Quintinshill Rail Disaster - Gretna Green, Scotland
Posted by: Groundspeak Premium Member Marine Biologist
N 55° 00.405 W 003° 03.752
30U E 496000 N 6095544
A memorial to the victims of the Quintinshill Rail Disaster is located on the grounds of the Famous Blacksmith Shop in Gretna Green, Scotland. The rail disaster site is visible from this marker.
Waymark Code: WMEY8R
Location: Southern Scotland, United Kingdom
Date Posted: 07/21/2012
Published By:Groundspeak Premium Member Sneakin Deacon
Views: 4

The marker reads:

In Memory of
214 Officers and Soldiers of
the 1/7th Royal Scots
(The Royal Regiment)
Who, Together with a Further
13 Railwaymen and Other
Passengers, Died in the
Quintinshill Rail Disaster,
on 22nd May 1915.

The Crash Site, about Half a
Mile to the North Can be Seen
From This Spot.

Erected by
The Scottish Area of the
Western Front Association,
May 1995.

"The Quintinshill rail disaster occurred on 22 May 1915 in Scotland near Gretna Green at Quintinshill, an intermediate signal box with sidings on each side on the Caledonian Railway Main Line linking Glasgow and Carlisle (the line now forms part of the West Coast Main Line).

The crash, which involved five trains, killed a probable 230[nb 1] and injured 246 and remains the worst rail crash in the United Kingdom in terms of loss of life. Those killed were mainly Territorial soldiers from the 1/7th (Leith) Battalion, the Royal Scots heading for Gallipoli. The precise number of dead was never established with confidence as the roll list of the regiment was destroyed by the fire.

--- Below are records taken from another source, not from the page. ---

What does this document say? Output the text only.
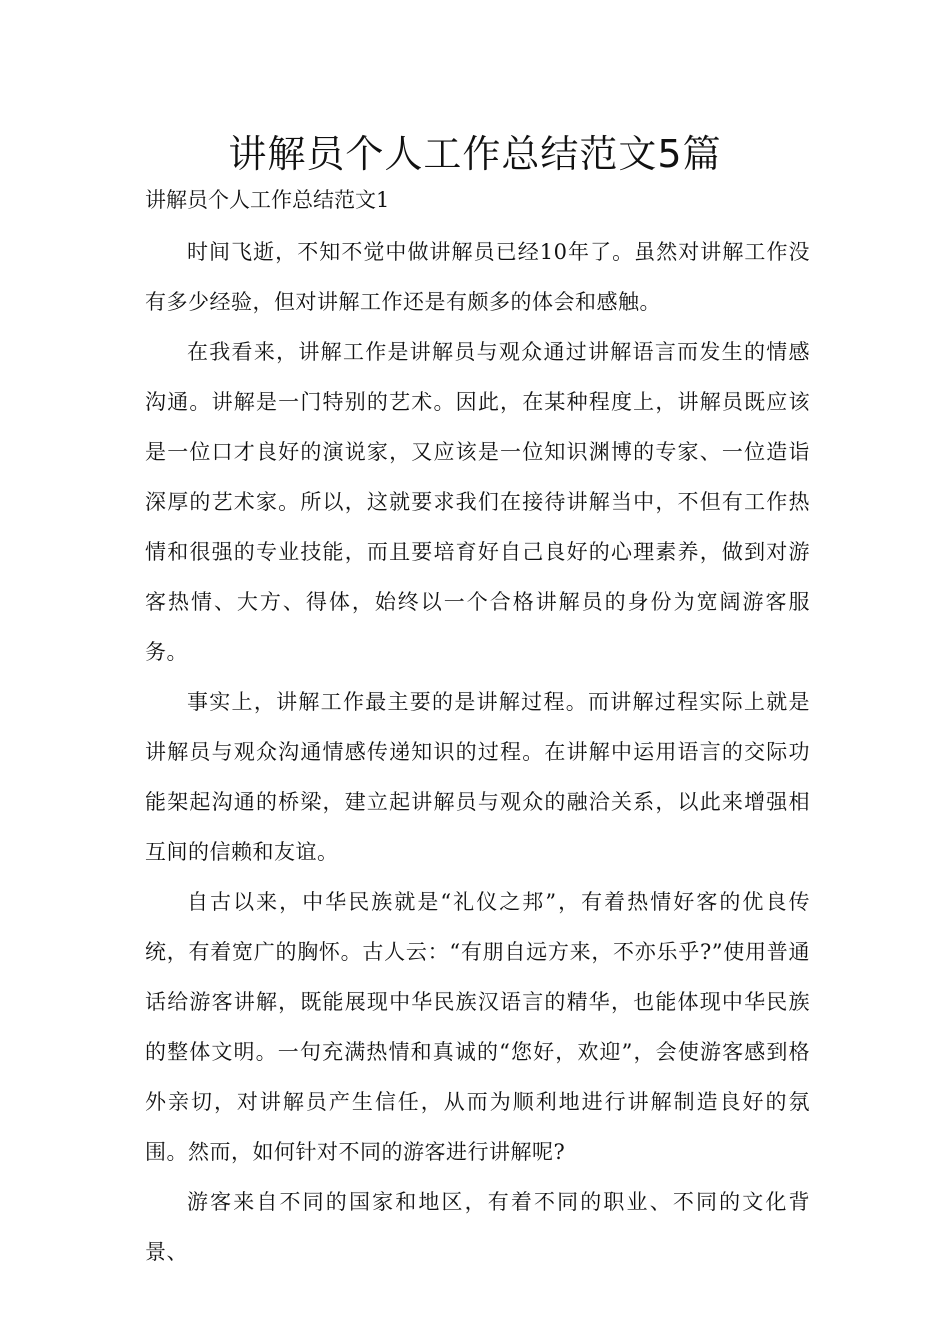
讲解员个人工作总结范文5篇
讲解员个人工作总结范文1

时间飞逝，不知不觉中做讲解员已经10年了。虽然对讲解工作没有多少经验，但对讲解工作还是有颇多的体会和感触。

在我看来，讲解工作是讲解员与观众通过讲解语言而发生的情感沟通。讲解是一门特别的艺术。因此，在某种程度上，讲解员既应该是一位口才良好的演说家，又应该是一位知识渊博的专家、一位造诣深厚的艺术家。所以，这就要求我们在接待讲解当中，不但有工作热情和很强的专业技能，而且要培育好自己良好的心理素养，做到对游客热情、大方、得体，始终以一个合格讲解员的身份为宽阔游客服务。

事实上，讲解工作最主要的是讲解过程。而讲解过程实际上就是讲解员与观众沟通情感传递知识的过程。在讲解中运用语言的交际功能架起沟通的桥梁，建立起讲解员与观众的融洽关系，以此来增强相互间的信赖和友谊。

自古以来，中华民族就是“礼仪之邦”，有着热情好客的优良传统，有着宽广的胸怀。古人云：“有朋自远方来，不亦乐乎?”使用普通话给游客讲解，既能展现中华民族汉语言的精华，也能体现中华民族的整体文明。一句充满热情和真诚的“您好，欢迎”，会使游客感到格外亲切，对讲解员产生信任，从而为顺利地进行讲解制造良好的氛围。然而，如何针对不同的游客进行讲解呢?

游客来自不同的国家和地区，有着不同的职业、不同的文化背景、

The crash occurred when a troop train travelling from Larbert to Liverpool collided with a local passenger train that had been shunted on to the main line, to then be hit by an express train to Glasgow which crashed into the wreckage a minute later. Gas from the lighting system of the old wooden carriages of the troop train ignited, starting a fire which soon engulfed the three passenger trains and also the two goods trains standing on nearby passing loops. A number of bodies were never recovered having been wholly consumed by the fire and the bodies that were recovered were buried together in a mass grave in Edinburgh's Rosebank Cemetery. Four bodies, believed to be of children were never identified or claimed and are buried in the Western Necropolis, Glasgow.

The cause of the accident was poor working practices on the part of the two signalmen involved which resulted in their imprisonment for culpable homicide after legal proceedings in both Scotland and England.

A memorial to the dead soldiers was erected soon after the accident and there are a number of more recent memorials at various locations. An annual remembrance service is held at Rosebank Cemetery."